Oz 2,16-25
Przypisy
2,16 - Życie na pustyni w czasie wyjścia z Egiptu uważane było za ideał (por. Oz 12,10; Am 5,25). Izrael w swych początkach (jeszcze jako dziecko) szedł wiernie za Bogiem obecnym w obłoku (por. Jr 2,2n). Powrót z niewoli babilońskiej porównywano do nowego wyjścia z Egiptu (por. Iz 40,3n).2,18 - Tytuł "baal" (=pan) dawała zwykle żona mężowi. Stosowano go również do Boga. Ponieważ oznaczał równocześnie bóstwo kananejskie (por. Sdz 2,13n), Ozeasz zakazuje nazywać nim Boga.
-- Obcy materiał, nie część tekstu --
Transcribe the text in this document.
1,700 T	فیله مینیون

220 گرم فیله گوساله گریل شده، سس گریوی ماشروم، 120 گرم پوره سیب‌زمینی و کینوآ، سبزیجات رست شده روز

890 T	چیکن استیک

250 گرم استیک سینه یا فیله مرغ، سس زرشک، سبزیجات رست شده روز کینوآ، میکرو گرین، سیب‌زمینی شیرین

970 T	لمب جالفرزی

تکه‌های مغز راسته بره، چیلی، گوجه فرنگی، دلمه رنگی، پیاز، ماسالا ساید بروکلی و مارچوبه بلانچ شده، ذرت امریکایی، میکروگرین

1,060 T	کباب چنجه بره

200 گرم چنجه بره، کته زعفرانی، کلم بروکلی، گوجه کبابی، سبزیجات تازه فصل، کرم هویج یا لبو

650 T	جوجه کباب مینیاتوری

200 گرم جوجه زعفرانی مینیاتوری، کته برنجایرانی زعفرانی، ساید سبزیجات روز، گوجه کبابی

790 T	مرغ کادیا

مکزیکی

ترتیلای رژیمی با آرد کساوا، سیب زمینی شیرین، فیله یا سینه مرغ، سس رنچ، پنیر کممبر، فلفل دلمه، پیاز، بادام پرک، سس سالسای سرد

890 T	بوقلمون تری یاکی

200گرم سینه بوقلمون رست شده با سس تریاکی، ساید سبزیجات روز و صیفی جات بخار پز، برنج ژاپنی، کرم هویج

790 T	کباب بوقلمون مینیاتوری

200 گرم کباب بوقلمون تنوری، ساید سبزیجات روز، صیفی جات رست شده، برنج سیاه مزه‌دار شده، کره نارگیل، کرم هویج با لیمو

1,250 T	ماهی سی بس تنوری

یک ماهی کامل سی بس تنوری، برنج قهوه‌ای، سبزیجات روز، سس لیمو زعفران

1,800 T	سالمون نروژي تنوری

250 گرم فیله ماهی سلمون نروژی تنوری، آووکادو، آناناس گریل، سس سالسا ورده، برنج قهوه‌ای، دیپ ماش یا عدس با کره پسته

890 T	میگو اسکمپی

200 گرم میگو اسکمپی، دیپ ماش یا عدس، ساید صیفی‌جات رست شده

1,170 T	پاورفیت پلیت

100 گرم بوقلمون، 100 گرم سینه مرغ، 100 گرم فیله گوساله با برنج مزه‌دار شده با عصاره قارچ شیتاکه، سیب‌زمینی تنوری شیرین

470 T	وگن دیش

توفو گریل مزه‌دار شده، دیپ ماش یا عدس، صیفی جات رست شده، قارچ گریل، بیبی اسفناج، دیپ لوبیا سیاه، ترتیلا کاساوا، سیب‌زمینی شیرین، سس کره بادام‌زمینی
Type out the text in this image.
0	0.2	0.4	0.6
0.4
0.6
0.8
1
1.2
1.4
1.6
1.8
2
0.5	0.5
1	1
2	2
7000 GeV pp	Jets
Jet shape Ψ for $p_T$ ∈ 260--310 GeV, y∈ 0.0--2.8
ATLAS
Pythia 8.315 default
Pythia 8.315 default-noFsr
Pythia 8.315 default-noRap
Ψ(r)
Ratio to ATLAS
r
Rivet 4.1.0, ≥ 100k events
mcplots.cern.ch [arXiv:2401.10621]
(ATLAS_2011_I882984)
2,20 - Aluzja do czasów mesjańskich, kiedy razem ze sprawiedliwością i świętością zapanuje dobrobyt i pokój (por. Iz 11,6n); "nią" - w tym wierszu hebr. ma liczbę mnogą ("nimi"), kontekst w. 19 i 21 wymaga pojedynczej.
2,22 - Chodzi tu o poznanie nie tylko umysłem, ale również o wierność przymierzu, uznanie dobrodziejstw Bożych i odwzajemnienie się miłością.
2,23 - Zwrot ten oznacza wysłuchanie.
2,24 - Por. Oz 1,4 - tu użyte w znaczeniu dodatnim: "nasienie Boże".
2,25 - "Rozsieję" - ten sam źródłosłów co w "Jizreel". Sens wiersza: Miłość Boża względem narodu znosi imiona przekleństwa. Por. Oz 1,6.9. Tekst cyt. W NT: Rz 9,25; 1 P 2,10.